An urn coffin is displayed at Xuanhua Museum, Zhangjiakou, Hebei Province, April 29, 2012

Life and Death 
Burial rites can reveal ancient people’s beliefs about the afterlife. For example, burial urns usually came in two parts that join in the middle. A distinguishing feature is one or more small holes were usually left in the top cover. At some archaeological sites, some urns were found to have their top rims deliberately broken off. Scholars believe this was intended to leave a way for the soul to come and go.  

The head-shaped vase reveals many aspects of Yangshao concepts of creation and death. First, both have a wide midsection, which symbolizes pregnancy. Other examples of late Neolithic pottery of female figures found in Central Asia and Europe share fertility characteristics such as large breasts, wide hips and a long abdomen.  

The painted pattern on the vase body is divided into three layers of roughly the same black design from top to bottom.
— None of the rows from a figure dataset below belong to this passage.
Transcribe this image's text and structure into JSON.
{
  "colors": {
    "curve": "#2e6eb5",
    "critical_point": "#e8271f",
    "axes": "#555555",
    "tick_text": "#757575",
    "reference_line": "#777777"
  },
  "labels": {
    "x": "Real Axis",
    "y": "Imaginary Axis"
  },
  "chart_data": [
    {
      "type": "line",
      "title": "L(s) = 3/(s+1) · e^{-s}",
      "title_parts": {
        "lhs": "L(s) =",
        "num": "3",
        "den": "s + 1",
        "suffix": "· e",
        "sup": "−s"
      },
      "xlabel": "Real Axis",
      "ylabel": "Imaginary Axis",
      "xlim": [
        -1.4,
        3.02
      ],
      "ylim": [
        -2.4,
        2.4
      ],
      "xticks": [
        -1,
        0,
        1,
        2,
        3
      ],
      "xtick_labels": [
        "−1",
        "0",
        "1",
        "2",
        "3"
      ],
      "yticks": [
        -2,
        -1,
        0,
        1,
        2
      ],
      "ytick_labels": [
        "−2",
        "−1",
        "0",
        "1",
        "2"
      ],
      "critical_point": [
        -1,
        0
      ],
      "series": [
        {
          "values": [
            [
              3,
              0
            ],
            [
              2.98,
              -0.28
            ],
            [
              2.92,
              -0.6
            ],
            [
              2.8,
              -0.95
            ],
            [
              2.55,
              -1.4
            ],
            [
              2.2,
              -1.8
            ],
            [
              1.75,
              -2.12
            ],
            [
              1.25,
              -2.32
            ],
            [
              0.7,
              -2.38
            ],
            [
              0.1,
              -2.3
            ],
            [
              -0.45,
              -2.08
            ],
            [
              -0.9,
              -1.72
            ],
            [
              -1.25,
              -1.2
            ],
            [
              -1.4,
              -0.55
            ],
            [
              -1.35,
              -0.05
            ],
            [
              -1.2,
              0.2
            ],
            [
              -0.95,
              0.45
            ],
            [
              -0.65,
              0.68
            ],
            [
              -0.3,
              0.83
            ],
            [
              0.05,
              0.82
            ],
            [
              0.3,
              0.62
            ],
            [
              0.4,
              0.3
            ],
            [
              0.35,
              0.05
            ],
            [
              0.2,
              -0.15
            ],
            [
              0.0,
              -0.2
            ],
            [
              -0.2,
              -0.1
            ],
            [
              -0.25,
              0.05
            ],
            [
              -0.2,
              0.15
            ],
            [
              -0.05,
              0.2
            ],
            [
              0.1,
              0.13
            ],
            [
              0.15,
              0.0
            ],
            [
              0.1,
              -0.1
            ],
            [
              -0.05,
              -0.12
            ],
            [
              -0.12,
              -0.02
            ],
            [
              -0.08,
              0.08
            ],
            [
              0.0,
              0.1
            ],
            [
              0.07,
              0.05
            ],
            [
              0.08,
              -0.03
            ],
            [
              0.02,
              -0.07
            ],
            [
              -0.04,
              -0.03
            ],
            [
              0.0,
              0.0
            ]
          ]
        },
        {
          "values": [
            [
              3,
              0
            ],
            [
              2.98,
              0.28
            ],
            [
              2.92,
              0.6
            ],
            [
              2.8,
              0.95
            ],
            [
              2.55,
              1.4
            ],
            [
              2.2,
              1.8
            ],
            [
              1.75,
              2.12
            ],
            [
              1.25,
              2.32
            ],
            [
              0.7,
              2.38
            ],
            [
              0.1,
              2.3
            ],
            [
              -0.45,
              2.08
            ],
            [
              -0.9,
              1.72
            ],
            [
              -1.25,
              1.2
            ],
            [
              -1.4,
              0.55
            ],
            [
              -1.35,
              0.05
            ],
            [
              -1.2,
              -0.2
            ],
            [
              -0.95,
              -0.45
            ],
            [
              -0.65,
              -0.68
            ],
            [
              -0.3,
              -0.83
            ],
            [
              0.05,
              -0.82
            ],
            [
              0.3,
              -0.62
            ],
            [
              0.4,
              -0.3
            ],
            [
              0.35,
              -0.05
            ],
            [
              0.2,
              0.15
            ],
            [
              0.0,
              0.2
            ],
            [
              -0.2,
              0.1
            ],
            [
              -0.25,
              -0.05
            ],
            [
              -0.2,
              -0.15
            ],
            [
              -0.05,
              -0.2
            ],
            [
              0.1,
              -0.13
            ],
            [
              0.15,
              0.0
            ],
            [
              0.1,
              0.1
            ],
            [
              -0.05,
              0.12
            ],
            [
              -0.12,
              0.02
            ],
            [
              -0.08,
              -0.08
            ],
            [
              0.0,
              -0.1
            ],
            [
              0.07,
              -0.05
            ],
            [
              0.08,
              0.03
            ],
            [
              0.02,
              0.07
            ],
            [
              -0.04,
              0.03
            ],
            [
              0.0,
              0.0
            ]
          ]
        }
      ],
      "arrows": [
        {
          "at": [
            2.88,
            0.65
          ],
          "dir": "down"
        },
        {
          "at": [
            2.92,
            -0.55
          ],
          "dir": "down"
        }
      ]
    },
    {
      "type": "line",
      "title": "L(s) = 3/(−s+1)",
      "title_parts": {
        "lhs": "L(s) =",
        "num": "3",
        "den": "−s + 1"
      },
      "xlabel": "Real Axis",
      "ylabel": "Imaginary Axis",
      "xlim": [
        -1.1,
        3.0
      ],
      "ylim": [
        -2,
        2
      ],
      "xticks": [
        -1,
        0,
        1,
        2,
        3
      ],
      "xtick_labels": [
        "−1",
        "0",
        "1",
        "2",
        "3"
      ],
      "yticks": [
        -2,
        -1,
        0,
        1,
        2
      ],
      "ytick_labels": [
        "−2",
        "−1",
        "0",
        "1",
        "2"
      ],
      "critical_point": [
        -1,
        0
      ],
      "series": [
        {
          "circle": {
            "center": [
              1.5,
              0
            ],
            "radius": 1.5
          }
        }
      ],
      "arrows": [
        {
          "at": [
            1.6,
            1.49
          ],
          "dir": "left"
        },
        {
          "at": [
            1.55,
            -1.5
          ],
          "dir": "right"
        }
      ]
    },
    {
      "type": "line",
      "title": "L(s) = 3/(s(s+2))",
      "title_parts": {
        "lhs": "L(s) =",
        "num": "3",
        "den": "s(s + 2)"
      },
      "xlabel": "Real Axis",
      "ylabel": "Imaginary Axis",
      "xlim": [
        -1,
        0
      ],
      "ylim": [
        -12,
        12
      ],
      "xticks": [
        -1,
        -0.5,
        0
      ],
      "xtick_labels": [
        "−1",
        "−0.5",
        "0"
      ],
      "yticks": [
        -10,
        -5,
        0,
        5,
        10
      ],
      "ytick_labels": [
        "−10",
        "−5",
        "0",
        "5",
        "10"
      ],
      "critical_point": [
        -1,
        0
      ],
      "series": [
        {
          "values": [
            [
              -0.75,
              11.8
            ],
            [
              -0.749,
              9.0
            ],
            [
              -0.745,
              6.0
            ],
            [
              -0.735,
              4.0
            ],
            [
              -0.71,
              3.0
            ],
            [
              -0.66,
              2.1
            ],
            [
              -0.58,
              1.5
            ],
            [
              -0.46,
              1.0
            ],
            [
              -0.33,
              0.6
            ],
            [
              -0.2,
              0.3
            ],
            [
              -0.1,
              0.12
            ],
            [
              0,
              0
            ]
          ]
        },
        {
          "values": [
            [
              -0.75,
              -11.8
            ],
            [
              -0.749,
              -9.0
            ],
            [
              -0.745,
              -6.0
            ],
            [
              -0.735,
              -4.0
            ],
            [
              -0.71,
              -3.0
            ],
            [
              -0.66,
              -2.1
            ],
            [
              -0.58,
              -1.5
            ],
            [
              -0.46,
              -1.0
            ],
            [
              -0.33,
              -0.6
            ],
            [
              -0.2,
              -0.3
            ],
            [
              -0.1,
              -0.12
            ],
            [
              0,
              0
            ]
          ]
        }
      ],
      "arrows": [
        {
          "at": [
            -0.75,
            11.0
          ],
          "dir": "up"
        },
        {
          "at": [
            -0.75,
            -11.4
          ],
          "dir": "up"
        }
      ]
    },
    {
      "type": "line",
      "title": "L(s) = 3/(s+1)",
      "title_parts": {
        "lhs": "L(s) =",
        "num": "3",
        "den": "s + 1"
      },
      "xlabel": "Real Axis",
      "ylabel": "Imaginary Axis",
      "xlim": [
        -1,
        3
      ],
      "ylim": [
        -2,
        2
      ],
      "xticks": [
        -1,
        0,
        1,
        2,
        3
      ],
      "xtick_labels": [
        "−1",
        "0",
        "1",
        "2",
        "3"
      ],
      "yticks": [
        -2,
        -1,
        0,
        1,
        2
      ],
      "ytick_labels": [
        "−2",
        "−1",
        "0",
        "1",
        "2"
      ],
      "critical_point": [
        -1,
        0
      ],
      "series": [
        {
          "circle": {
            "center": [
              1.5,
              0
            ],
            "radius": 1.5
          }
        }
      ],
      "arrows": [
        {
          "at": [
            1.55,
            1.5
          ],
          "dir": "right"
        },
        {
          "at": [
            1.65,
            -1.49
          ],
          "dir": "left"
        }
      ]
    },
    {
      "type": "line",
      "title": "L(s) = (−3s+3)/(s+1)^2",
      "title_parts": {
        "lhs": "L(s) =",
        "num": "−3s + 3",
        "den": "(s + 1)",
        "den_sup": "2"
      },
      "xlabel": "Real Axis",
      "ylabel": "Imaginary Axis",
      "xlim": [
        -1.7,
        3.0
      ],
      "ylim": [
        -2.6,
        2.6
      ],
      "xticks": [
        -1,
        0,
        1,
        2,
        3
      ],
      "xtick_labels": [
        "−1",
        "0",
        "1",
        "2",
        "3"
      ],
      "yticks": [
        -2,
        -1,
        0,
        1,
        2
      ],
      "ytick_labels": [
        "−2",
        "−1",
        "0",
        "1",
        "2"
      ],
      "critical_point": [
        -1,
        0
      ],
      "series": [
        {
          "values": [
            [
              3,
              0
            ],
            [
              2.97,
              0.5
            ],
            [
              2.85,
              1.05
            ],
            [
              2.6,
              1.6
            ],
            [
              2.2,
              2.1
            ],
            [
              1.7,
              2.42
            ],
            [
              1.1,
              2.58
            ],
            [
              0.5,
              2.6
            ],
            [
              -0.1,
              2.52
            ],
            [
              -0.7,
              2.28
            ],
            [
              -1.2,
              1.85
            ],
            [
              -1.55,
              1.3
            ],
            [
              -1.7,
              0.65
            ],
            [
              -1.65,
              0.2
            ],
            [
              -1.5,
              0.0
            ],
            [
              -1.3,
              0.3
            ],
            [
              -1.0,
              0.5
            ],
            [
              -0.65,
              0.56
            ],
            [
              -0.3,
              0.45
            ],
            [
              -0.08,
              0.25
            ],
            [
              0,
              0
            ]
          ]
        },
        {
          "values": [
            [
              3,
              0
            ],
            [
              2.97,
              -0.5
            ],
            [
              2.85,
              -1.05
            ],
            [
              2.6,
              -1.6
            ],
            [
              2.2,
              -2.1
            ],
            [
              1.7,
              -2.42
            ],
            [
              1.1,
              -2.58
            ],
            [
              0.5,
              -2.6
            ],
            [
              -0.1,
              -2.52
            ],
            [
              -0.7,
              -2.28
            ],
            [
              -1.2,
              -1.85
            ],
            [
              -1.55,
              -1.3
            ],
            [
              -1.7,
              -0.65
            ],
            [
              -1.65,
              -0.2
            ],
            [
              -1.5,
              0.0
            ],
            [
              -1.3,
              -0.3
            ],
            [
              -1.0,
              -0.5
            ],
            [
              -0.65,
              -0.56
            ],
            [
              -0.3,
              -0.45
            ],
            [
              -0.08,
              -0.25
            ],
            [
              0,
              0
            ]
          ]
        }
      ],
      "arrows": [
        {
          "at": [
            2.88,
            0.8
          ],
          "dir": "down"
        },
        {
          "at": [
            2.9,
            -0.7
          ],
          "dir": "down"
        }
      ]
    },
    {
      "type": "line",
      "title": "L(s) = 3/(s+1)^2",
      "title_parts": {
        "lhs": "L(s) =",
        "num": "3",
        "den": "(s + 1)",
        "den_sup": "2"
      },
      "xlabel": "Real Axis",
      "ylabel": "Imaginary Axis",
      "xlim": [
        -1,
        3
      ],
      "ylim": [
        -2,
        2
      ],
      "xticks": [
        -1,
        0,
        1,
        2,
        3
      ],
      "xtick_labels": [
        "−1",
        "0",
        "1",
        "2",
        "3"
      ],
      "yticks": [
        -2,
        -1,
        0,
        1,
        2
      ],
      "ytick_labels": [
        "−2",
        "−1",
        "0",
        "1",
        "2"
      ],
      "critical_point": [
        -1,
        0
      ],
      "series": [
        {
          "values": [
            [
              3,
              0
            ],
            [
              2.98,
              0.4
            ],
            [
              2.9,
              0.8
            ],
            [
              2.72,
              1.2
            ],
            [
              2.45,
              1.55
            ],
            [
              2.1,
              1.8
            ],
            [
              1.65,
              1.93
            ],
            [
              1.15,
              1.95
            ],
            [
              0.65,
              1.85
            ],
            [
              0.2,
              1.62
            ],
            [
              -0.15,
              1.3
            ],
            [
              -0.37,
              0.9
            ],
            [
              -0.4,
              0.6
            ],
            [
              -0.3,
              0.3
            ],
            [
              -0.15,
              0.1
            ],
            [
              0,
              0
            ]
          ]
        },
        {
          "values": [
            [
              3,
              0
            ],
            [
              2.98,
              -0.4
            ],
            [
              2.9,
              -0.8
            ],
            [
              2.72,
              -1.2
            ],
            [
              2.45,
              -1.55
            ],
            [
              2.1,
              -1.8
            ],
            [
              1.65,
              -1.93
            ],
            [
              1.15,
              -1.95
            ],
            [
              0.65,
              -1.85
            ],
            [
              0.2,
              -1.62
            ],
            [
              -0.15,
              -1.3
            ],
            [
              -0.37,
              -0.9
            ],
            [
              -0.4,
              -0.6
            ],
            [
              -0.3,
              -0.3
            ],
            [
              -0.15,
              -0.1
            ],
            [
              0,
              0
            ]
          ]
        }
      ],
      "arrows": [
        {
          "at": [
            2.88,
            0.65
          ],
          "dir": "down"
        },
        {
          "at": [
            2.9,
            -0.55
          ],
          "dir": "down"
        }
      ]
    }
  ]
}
The pattern is divided into two parts: one part comprises two arching triangular patterns that form a circle, which is filled with vertically arching patterns, while the other is composed of oblique and concave triangular lines. Though there is no definitive explanation as to their significance, experts believe that the patterns represent water and fish, which symbolize the cycle of life.  

The patterns invite the imagination to connect it with other scenes of Yangshao life more than 5,000 years ago, as well as their ideas about life and their worship of motherhood.  

The vase has captured the public’s imagination. In 2019, Yang Zhijie, a graduate student at Lanzhou University,created Fengwa, a cartoon character based on the 5,500-year-old vase. 
 
Viewing this painted vase, one can feel instantly a distinct human connection that traverses thousands of years. The Yangshao culture’s concepts of death are yet another contribution to humanity’s search for life’s ultimate meaning.